Seorang yang mengikatnya hanya menghela napas. "Sialan dia?" geram seorang wanita. Dia seorang pembunuh bayaran yang sengaja ingin memata-matai Brian.
"Kenapa dia bisa tahu jika aku ada disini." kata wanita itu.
"Argg... Baru kali ini aku melakukan misi gagal." katanya. Dia membaringkan tubuhnya di atas gedung. Merentangkan kedua tangannya. Bahkan tidak peduli dengan terik matahari yang menyentuh kulitnya.
"Sepertinya aku harus pakai cara lain. Dekati dia." kata Wanita itu. Dia beranjak duduk. Menarik sedikit ke atas kedua kakinya, bersamaan kedua tangannya berada di atas lututnya.
Berbeda dari Brian. Meski berbagai ancaman datang. Laki-laki itu tidak gentar sama sekali. Dia masih saja diam, tanpa harus melawan atau bahkan pergi dari rumah itu.
"Tadi sepertinya ada tamu." kata Aron. Entah sejak kapan remaja itu berada tepat di depannya.
"Ada apa?" tanya Brian.
"Siapa dia? Pakaiannya sepertinya mewah. Mobil juga." tanya Aron penasaran.
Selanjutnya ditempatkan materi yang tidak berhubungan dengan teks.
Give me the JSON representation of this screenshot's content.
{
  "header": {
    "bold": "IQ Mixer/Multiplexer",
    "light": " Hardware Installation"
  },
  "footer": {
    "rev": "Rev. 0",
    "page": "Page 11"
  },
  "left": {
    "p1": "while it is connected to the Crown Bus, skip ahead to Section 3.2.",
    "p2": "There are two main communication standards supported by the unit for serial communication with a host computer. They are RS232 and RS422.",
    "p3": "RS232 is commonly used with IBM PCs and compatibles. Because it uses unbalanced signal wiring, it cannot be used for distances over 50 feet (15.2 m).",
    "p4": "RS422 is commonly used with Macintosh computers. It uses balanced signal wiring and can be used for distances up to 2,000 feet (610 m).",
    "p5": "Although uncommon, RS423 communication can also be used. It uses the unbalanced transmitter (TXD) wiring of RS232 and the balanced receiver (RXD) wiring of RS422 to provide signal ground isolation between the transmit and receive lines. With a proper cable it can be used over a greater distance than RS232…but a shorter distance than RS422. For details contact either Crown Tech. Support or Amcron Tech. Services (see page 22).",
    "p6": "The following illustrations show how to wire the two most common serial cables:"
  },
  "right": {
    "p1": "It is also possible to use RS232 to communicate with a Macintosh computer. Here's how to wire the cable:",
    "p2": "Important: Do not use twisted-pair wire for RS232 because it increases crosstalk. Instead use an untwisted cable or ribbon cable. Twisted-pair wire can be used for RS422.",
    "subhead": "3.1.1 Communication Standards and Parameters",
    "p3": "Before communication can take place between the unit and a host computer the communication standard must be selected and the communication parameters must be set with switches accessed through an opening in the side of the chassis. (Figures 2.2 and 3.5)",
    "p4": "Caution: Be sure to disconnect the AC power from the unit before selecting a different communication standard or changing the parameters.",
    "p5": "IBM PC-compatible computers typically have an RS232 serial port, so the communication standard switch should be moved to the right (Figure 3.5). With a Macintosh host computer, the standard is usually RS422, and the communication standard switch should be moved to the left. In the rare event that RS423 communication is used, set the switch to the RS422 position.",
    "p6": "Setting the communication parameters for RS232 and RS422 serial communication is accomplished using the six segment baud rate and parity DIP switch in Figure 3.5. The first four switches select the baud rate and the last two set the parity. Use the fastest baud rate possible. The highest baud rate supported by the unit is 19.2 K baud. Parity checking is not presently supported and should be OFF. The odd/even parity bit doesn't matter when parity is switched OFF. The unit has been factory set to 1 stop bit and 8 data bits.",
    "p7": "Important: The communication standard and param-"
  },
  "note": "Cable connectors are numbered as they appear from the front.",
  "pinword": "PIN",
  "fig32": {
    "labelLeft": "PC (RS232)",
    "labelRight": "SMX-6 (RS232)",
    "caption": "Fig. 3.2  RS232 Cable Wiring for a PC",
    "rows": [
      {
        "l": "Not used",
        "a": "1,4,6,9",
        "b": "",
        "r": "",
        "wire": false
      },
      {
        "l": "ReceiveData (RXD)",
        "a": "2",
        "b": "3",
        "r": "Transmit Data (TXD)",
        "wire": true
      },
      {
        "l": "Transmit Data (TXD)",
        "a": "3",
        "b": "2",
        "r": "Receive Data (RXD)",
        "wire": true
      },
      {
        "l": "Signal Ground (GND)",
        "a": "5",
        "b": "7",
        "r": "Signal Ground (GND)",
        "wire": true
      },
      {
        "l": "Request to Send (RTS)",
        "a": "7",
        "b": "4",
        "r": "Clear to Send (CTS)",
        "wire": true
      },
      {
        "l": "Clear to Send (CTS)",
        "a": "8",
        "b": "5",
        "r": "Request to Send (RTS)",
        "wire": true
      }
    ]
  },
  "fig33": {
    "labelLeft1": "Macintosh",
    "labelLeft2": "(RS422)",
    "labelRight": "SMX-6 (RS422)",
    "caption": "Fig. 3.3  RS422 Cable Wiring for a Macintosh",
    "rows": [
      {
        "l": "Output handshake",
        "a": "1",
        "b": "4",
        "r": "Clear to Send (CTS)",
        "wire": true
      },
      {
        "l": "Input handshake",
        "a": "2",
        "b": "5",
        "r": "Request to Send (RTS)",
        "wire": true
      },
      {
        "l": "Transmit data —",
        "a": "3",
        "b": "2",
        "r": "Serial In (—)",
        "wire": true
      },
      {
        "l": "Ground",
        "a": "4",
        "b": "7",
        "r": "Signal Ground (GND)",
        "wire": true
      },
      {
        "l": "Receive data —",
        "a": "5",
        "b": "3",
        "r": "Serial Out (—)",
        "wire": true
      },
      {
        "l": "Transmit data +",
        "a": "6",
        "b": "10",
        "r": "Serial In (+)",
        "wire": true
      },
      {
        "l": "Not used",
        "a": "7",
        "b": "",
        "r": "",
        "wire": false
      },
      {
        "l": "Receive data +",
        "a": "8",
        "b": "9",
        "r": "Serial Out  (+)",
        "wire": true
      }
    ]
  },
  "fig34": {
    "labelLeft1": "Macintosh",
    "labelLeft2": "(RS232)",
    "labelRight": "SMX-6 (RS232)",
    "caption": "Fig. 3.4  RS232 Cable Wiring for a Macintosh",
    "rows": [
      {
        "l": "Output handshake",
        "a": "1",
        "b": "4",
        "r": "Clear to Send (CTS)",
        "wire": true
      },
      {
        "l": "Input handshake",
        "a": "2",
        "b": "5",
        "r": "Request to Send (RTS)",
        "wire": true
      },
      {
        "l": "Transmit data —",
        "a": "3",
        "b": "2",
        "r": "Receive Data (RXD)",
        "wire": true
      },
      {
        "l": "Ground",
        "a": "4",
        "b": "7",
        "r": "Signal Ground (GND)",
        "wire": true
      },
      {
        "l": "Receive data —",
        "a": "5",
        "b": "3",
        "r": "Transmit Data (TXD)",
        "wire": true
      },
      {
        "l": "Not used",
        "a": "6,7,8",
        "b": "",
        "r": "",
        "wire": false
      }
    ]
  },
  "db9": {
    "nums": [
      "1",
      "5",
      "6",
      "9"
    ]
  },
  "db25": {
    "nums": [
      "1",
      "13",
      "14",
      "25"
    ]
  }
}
"Dia itu orang yang berbahaya dan licik. Jika kamu bertemu dengannya. Lebih baik kamu cari cara untuk pergi. Jangan mau dihukum olehnya." kata Brian mengingatkan. Dia memegang kedua pundak Aron. Dengan badan sedikit membungkuk. Menyesuaikan tubuh Aron yang lebih pendek darinya.
"Tapi, siapa yang ingin membunuh kamu tadi."
"Membunuh?" Brian memastikan alisnya. Wajahnya terlihat mulai memegang. Spontan Brian seketika menoleh ke belakang. Dia semakin bingung tidak ada siapapun di belakang.
"Siapa?" tanya Brian
"Tidak! Lupakan saja." kata Aron. "Sepertinya tadi dia sudah pergi." kata Aron.
"Sekarang panggil saja aku kak Brian. Apapun masalah kamu, apa yang kamu inginkan. Aku akan bantu kamu." kata Brian. Mengusap ujung kepala Aron.
"Aku pergi dulu, mau mandi. Kamu, setelah latihan beres kan semuanya. Setelah itu cepat mandi. Aku juga akan buatkan makanan untuk kita." kata Brian.
"Baiklah!" jawab Aron.
Brian melangkahkan kakinya pergi. Sementara Aron kembali lagi ke belakang. Dia membereskan semuanya. Sisa peluru yang masih ada. Dan, beberapa peluru yang terjatuh tadi. Dia membereskan semuanya. Setelah semuanya selesai, dia melepaskan semua peralatan menembak miliknya.
Satu jam kemudian. Aron yang sudah selesai mandi. Dan, Brian masih sibuk di dapur. Dia sudah selesai menanak nasi. Tinggal membuat lauk pauknya.
"Aron, apa yang sebenarnya kamu mau." tanya Brian
"Tidak ada satupun yang aku mau." kata Aron.
"Kamu yakin?" tanya Brian. Dia membuat steak daging yang sudah dipanggang. Setelah semuanya matang. Brian meletakkan di atas piring. Membawanya ke meja makan.
"Makanan hari ini, ini makanan enak. Setidaknya kamu sekali makan enak." goda Brian. Brian melepaskan celemeknya. Dan, segera bersiap untuk makan.